If you have a question about this talk, please contact: Diana Dalla Costa (ddallac)

ABSTRACT:

The way we express ourselves is heavily influenced by our demographic background and our communicative goals. In NLP, however, we have mostly worked under the assumption that the main goal of language is information, and that our data is representative of all demographics. As NLP is applied to more and more domains and text types, these assumptions are challenged. Sociolinguistics has long investigated the interplay of demographic factors and language use, and it seems likely that these factors also find their way into the data we use to train NLP systems. The result is reduced performance and potentially disadvantaging certain groups of speakers. This suggests that some of the problems we have addressed in domain adaptation might actually require demographic adaptation. In this talk, I will show how we can combine modern, statistical NLP methods and sociolinguistic theories to the benefit of both fields.
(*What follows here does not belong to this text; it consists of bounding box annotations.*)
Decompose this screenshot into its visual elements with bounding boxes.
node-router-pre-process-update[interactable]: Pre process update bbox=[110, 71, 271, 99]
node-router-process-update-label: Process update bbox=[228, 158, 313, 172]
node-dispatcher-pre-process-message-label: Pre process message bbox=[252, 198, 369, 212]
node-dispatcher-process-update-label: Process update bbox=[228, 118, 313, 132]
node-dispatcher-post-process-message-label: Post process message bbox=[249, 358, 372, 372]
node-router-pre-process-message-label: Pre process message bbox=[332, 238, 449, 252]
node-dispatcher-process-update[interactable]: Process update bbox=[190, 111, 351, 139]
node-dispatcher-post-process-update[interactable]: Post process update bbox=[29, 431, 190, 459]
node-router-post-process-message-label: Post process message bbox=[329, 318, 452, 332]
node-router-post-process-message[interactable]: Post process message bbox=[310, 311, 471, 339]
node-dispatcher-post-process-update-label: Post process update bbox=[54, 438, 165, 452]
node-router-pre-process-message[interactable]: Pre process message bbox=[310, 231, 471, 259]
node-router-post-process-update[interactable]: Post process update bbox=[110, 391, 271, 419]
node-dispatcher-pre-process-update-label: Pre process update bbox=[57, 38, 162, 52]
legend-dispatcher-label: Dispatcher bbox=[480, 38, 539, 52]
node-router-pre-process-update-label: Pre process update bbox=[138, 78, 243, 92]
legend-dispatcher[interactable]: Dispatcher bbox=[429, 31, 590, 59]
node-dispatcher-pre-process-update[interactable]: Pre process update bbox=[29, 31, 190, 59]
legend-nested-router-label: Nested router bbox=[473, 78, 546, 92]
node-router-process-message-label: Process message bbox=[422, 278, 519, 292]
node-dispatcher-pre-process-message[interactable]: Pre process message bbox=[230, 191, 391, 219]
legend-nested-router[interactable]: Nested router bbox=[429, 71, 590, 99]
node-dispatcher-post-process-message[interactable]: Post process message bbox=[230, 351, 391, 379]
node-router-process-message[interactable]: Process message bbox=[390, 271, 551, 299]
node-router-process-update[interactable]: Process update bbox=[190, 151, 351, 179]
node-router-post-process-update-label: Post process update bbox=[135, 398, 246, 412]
I present ongoing research into large-scale analysis of demographic language variation, how this variation affects the performance (and fairness) of NLP systems, and how we can address these problems by incorporating demographic information.

 

BIOGRAPHY:

Dirk Hovy is a postdoc at the University of Copenhagen, working with Anders Søgaard. His interests include lexical semantics, non-standard language, and the interaction of extra-linguistic factors and language use. Dirk holds an MA in sociolinguistics from the University of Marburg, and received his PhD in NLP from the University of Southern California, where he worked on unsupervised relation extraction. He has authored multiple papers on WSD, supersenses, NLP for social media, and annotation. He recently shared best paper awards at EACL 2014 and *SEM 2014 for the work with his colleagues in Copenhagen. Outside of research, Dirk enjoys cooking, tango, and leather-crafting, as well as picking up heavy things and putting them back down.